Abstract

This paper describes the field implementation of a novel gas lifting strategy used to enhance production from water flooded reservoirs. A patented "one level" gas injector, initially designed and tested for stripper well applications, was redesigned and successfully employed for a water flooded field. One of the strengths of the novel gas injector is its simplicity and robustness. More importantly, the application of this technology resulted in a productivity increase of 40%, as compared to commonly used rod pumps and maintenance costs were considerably reduced. The economic and theoretical criteria used to select candidate wells for the novel gas lift, to design surface equipment, and to optimize gas injection (including the start-up procedure) are discussed in some detail. A comparison is made between the theoretical gas lift performance curve as based on Taitel-Dukler two-phase flow pattern identification, and field results.
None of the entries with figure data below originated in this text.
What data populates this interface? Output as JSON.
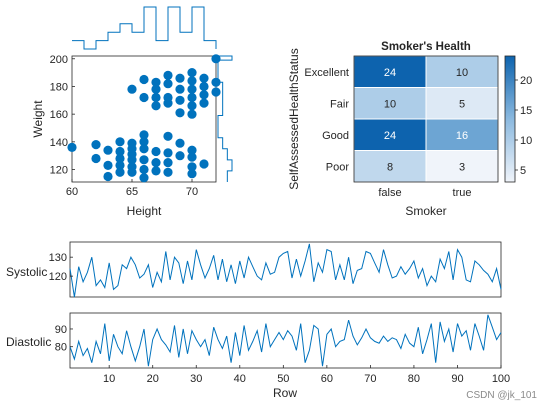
{
  "watermark": "CSDN @jk_101",
  "chart_data": [
    {
      "type": "scatter",
      "xlabel": "Height",
      "ylabel": "Weight",
      "xlim": [
        60,
        72
      ],
      "ylim": [
        111,
        202
      ],
      "xticks": [
        60,
        65,
        70
      ],
      "yticks": [
        120,
        140,
        160,
        180,
        200
      ],
      "marker_color": "#0072BD",
      "points": [
        [
          60,
          136
        ],
        [
          62,
          138
        ],
        [
          62,
          128
        ],
        [
          63,
          134
        ],
        [
          63,
          123
        ],
        [
          63,
          115
        ],
        [
          64,
          140
        ],
        [
          64,
          133
        ],
        [
          64,
          128
        ],
        [
          64,
          123
        ],
        [
          64,
          118
        ],
        [
          65,
          139
        ],
        [
          65,
          135
        ],
        [
          65,
          131
        ],
        [
          65,
          127
        ],
        [
          65,
          122
        ],
        [
          65,
          118
        ],
        [
          66,
          145
        ],
        [
          66,
          140
        ],
        [
          66,
          135
        ],
        [
          66,
          127
        ],
        [
          66,
          120
        ],
        [
          66,
          114
        ],
        [
          67,
          133
        ],
        [
          67,
          125
        ],
        [
          67,
          119
        ],
        [
          68,
          144
        ],
        [
          68,
          132
        ],
        [
          68,
          125
        ],
        [
          68,
          118
        ],
        [
          69,
          139
        ],
        [
          69,
          130
        ],
        [
          70,
          134
        ],
        [
          70,
          129
        ],
        [
          70,
          122
        ],
        [
          70,
          117
        ],
        [
          71,
          124
        ],
        [
          65,
          178
        ],
        [
          66,
          185
        ],
        [
          66,
          172
        ],
        [
          67,
          183
        ],
        [
          67,
          178
        ],
        [
          67,
          172
        ],
        [
          67,
          166
        ],
        [
          68,
          188
        ],
        [
          68,
          182
        ],
        [
          68,
          172
        ],
        [
          68,
          168
        ],
        [
          69,
          186
        ],
        [
          69,
          178
        ],
        [
          69,
          170
        ],
        [
          69,
          161
        ],
        [
          70,
          190
        ],
        [
          70,
          184
        ],
        [
          70,
          178
        ],
        [
          70,
          172
        ],
        [
          70,
          166
        ],
        [
          70,
          160
        ],
        [
          71,
          186
        ],
        [
          71,
          180
        ],
        [
          71,
          174
        ],
        [
          71,
          168
        ],
        [
          72,
          200
        ],
        [
          72,
          183
        ],
        [
          72,
          176
        ]
      ],
      "marginal_x_edges": [
        60,
        61,
        62,
        63,
        64,
        65,
        66,
        67,
        68,
        69,
        70,
        71,
        72
      ],
      "marginal_x_counts": [
        1,
        0,
        1,
        2,
        3,
        2,
        5,
        1,
        5,
        2,
        5,
        1,
        0
      ],
      "marginal_y_edges": [
        111,
        119,
        127,
        135,
        143,
        151,
        159,
        167,
        175,
        183,
        191,
        199,
        202
      ],
      "marginal_y_counts": [
        2,
        3,
        2,
        1,
        0,
        0,
        1,
        1,
        1,
        0,
        0,
        3,
        0
      ]
    },
    {
      "type": "heatmap",
      "title": "Smoker's Health",
      "xlabel": "Smoker",
      "ylabel": "SelfAssessedHealthStatus",
      "x_categories": [
        "false",
        "true"
      ],
      "y_categories": [
        "Excellent",
        "Fair",
        "Good",
        "Poor"
      ],
      "values": [
        [
          24,
          10
        ],
        [
          10,
          5
        ],
        [
          24,
          16
        ],
        [
          8,
          3
        ]
      ],
      "colorbar_ticks": [
        5,
        10,
        15,
        20
      ],
      "clim": [
        3,
        24
      ]
    },
    {
      "type": "line",
      "subtype": "stacked",
      "xlabel": "Row",
      "xlim": [
        1,
        100
      ],
      "xticks": [
        10,
        20,
        30,
        40,
        50,
        60,
        70,
        80,
        90,
        100
      ],
      "line_color": "#0072BD",
      "series": [
        {
          "name": "Systolic",
          "ylim": [
            109,
            138
          ],
          "yticks": [
            120,
            130
          ],
          "values": [
            124,
            109,
            125,
            117,
            122,
            130,
            115,
            118,
            114,
            127,
            113,
            115,
            126,
            124,
            130,
            126,
            119,
            121,
            126,
            114,
            122,
            117,
            133,
            118,
            130,
            127,
            116,
            128,
            118,
            134,
            126,
            119,
            124,
            131,
            118,
            129,
            117,
            126,
            116,
            128,
            119,
            130,
            125,
            120,
            118,
            127,
            121,
            122,
            130,
            132,
            133,
            119,
            129,
            120,
            128,
            137,
            117,
            127,
            122,
            134,
            133,
            118,
            126,
            118,
            130,
            116,
            123,
            124,
            133,
            132,
            127,
            122,
            134,
            126,
            119,
            120,
            125,
            121,
            124,
            128,
            119,
            124,
            115,
            120,
            117,
            129,
            124,
            133,
            118,
            134,
            130,
            118,
            117,
            128,
            126,
            123,
            121,
            117,
            124,
            113
          ]
        },
        {
          "name": "Diastolic",
          "ylim": [
            68,
            99
          ],
          "yticks": [
            80,
            90
          ],
          "values": [
            80,
            73,
            83,
            75,
            79,
            71,
            83,
            76,
            93,
            72,
            87,
            80,
            76,
            89,
            80,
            72,
            80,
            90,
            69,
            84,
            90,
            84,
            81,
            77,
            92,
            74,
            90,
            76,
            89,
            84,
            80,
            84,
            75,
            91,
            84,
            79,
            86,
            71,
            88,
            75,
            92,
            78,
            83,
            89,
            77,
            93,
            80,
            84,
            88,
            84,
            89,
            86,
            78,
            93,
            71,
            78,
            92,
            90,
            69,
            87,
            90,
            80,
            83,
            84,
            95,
            86,
            81,
            85,
            90,
            85,
            83,
            82,
            86,
            83,
            85,
            84,
            79,
            87,
            82,
            80,
            91,
            76,
            84,
            93,
            71,
            94,
            83,
            90,
            77,
            93,
            86,
            89,
            78,
            93,
            86,
            78,
            98,
            91,
            84,
            88
          ]
        }
      ]
    }
  ]
}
The limiting criteria for gas lifting strategy, as based on theoretical and practical considerations, demonstrate the effectiveness of this novel technique, and indicate the range of conditions over which it can be applied successfully.

INTRODUCTION

In a previous laboratory and theoretical study a novel gas lifting injector and strategy for increasing productivity of wells with limited reservoir pressure and high GOR was discussed. Field implementation of the one-level gas injector tool requires in-depth assessment of gas-liquid flow in the producing tubing and in the injector. 1his assessment demonstrated the feasibility and economics of the system. To find acceptable candidate wells and to decide upon the depth of the injector and compressor characteristics, design criteria developed during a previous laboratory-theoretical study were used. The design criteria included:

  • production well history and economics,

  • static fluid level (where available, bottom hole flow pressure or the inflow performance relationship-IPR-),

  • depth of the injector and submergence,

  • tubing-casing geometry and

  • two-phase flow pattern and pressure drop (vertical lift performance -VLP-).
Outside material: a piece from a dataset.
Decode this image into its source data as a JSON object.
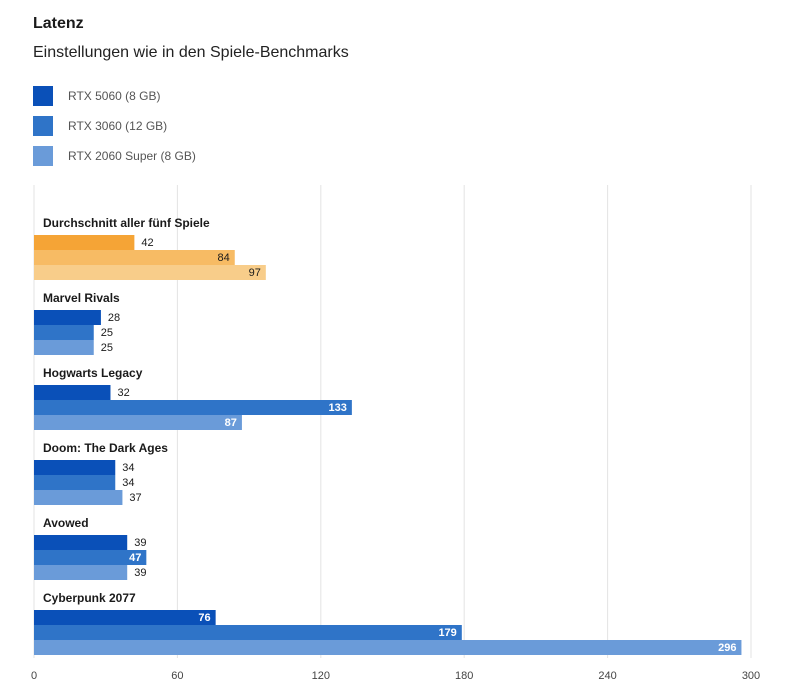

The submergence, defined as the ratio of the distance between the static fluid level and the injector to the distance between the injector and surface separation, was found to be one of the most important criteria for obtaining a quick estimate of the gas lifting productivity and therefore the potential success of the application'. Overlooking the "submergence criteria" during preliminary testing of the novel gas lifting tool and strategy lead to unsatisfactory results as described below: 1. In the Gooseberry Lake field (completion at approximate 923 mKB and fluid level at 540 mKB) a submergence of only 0.35 was achieved by positioning the injector at 835 mKB; for this particular situation, the static fluid level was too low for implementing a risk-free, efficient gas lifting strategy. Low fluid level and production history indicated that the well should not even be considered for gas lifting. Errors in the initial measurements of the static fluid level (initiallyestimatedat316 mKB instead of 540mKB) as well as non-technical considerations were used for the selection. The futile effort to gas lift the "Gooseberry Lake" well demonstrated that previous laboratory and theoretical conclusions suggesting a minimum of 0.5 submergence as a primary (but not unique) well selection criteria should be respected for selection of potential site selection.